Eastern Red Cedar, Juniperus virginiana

Juniperus virginiana, commonly called eastern red cedar, is native to North America. It can be found growing from eastern Canada south through North Dakota and as far went as Colorado. Red cedar is also found in Texas, as far east as Florida, and as far north as Maine. It also grows in the Pacific Northwest. Red Cedar has a high flammability rating. It grows easily in average, dry to moist, well-drained soil in full sun. Eastern red cedar prefers moist soil and does not tolerate wet feet. It has the best drought resistance of any conifer native to the eastern U.S. www.plants.ces.NCSU.edu

Eastern red cedar grows freely in woodland areas, fields, pastures, and glades. It is a broadly conical, sometimes columnar, dense evergreen with horizontal branching that typically grows to 30 to 65-feet tall. Gray to reddish-brown bark exfoliates in thin strips on mature trees. Trunks are frequently fluted at the base. The heartwood is light brown and aromatic and is commonly used for cedar chests.
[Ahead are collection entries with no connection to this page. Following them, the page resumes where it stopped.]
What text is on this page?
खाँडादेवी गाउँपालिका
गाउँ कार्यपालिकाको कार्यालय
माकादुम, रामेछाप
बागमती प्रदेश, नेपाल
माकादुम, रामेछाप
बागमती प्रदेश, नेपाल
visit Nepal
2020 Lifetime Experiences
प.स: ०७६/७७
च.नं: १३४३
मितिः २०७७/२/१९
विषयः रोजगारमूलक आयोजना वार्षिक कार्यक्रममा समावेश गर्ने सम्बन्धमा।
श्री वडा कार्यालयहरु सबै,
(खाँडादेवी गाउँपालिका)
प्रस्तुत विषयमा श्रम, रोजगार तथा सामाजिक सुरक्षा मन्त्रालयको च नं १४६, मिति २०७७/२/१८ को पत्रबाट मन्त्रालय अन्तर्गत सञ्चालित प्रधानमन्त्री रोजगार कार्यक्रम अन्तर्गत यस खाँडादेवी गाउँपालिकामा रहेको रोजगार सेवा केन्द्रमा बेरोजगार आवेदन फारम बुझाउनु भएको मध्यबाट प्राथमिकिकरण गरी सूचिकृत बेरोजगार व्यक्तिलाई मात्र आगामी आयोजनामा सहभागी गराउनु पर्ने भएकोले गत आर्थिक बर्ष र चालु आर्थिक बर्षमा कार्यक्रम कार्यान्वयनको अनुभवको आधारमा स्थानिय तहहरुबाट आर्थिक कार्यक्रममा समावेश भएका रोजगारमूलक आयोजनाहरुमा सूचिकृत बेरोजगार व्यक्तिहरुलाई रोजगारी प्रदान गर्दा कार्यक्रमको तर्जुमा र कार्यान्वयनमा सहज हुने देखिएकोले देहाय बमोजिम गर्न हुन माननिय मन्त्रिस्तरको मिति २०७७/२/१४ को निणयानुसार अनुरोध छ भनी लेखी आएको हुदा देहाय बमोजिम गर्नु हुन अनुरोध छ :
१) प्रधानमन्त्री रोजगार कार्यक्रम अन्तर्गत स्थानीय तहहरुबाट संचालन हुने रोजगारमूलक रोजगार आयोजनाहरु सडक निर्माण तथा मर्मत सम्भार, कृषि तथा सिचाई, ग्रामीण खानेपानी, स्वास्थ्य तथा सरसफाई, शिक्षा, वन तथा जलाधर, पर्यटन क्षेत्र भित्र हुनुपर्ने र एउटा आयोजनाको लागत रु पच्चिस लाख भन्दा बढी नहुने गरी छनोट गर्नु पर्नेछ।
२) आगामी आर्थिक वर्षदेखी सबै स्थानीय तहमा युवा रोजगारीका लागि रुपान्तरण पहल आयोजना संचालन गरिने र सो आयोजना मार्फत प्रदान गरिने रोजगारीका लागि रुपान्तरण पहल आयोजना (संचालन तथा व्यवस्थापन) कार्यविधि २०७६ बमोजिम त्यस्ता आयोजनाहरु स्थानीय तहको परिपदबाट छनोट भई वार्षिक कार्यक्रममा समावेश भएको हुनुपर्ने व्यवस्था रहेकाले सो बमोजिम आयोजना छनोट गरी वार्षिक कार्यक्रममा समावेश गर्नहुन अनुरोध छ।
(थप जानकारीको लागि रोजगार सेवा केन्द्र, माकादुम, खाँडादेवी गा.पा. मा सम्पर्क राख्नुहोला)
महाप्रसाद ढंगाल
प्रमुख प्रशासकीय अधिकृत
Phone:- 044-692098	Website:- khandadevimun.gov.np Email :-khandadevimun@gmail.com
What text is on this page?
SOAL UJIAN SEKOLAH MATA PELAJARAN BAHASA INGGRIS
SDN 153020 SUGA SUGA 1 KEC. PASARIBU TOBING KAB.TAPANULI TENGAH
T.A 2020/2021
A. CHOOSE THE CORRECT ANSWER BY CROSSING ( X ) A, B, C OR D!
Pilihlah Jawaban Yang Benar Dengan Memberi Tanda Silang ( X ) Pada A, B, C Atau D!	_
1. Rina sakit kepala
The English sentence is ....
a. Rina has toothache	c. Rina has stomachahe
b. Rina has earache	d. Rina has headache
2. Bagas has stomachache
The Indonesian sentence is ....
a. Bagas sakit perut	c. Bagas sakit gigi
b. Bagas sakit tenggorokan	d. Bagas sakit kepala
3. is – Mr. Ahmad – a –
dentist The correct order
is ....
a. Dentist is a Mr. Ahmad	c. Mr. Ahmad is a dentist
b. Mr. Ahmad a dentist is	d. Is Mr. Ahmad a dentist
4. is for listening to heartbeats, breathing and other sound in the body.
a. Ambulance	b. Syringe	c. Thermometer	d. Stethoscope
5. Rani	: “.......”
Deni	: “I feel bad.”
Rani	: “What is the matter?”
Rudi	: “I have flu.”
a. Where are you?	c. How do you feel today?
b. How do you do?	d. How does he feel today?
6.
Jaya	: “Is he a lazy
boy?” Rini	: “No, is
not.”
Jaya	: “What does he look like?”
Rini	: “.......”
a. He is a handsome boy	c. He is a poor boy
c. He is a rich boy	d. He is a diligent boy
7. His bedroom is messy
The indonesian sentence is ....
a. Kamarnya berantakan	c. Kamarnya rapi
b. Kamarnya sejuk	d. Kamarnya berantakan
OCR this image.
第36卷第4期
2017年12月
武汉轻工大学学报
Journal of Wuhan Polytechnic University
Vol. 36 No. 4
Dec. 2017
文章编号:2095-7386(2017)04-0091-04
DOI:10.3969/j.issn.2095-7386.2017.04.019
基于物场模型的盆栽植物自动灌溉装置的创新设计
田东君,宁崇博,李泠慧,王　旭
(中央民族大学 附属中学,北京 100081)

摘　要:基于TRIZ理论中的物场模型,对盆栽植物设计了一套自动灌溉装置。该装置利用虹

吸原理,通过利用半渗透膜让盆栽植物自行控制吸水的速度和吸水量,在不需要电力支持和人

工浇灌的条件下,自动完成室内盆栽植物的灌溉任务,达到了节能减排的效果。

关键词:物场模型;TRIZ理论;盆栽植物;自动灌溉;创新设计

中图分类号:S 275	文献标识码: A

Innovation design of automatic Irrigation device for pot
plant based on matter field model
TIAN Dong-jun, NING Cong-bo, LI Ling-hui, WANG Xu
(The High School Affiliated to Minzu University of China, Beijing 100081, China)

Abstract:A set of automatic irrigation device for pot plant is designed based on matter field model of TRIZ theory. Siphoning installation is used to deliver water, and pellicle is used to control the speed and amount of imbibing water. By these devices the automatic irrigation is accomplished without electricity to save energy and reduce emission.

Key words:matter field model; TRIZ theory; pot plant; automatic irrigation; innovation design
The wood is also used to make fence posts and rails as it is naturally rot-resistant. It also repels insects, therefore making it popular for pet bedding. The foliage is dark blue-green. The eastern red cedar is a dioecious species (separate male and female trees). Female trees produce round, gray to blackish-green berry-like cones (1/4” diameter) that ripen and fall in the first year. These berry-like cones are attractive to many song birds. The genus name comes from the Latin name for juniper. www.Missouribotanicalgarden.org

Eastern red cedar is easy to transplant. It is tough, dependable, and highly salt tolerant. The eastern red cedar was used by Native Americans to make flutes, furniture, fragrance, mats, incense, and spices. They also used it medicinally. Eastern red cedar provides winter cover for song birds and small mammals. It supports Juniper Hairstreak (Callophrys gryneus) larvae. Adult Juniper Hairstreak butterflies feed on various flower nectars. Eastern red cedar is at home in many gardens with room and can be used as a natural buffer between properties. It has no serious insect or disease problems. It can be susceptible to twig blight, scale, bagworms, or mites. www.plants.ces.NCSU.edu

Eastern red cedar will be added to the Brunswick County Botanical Garden in the future.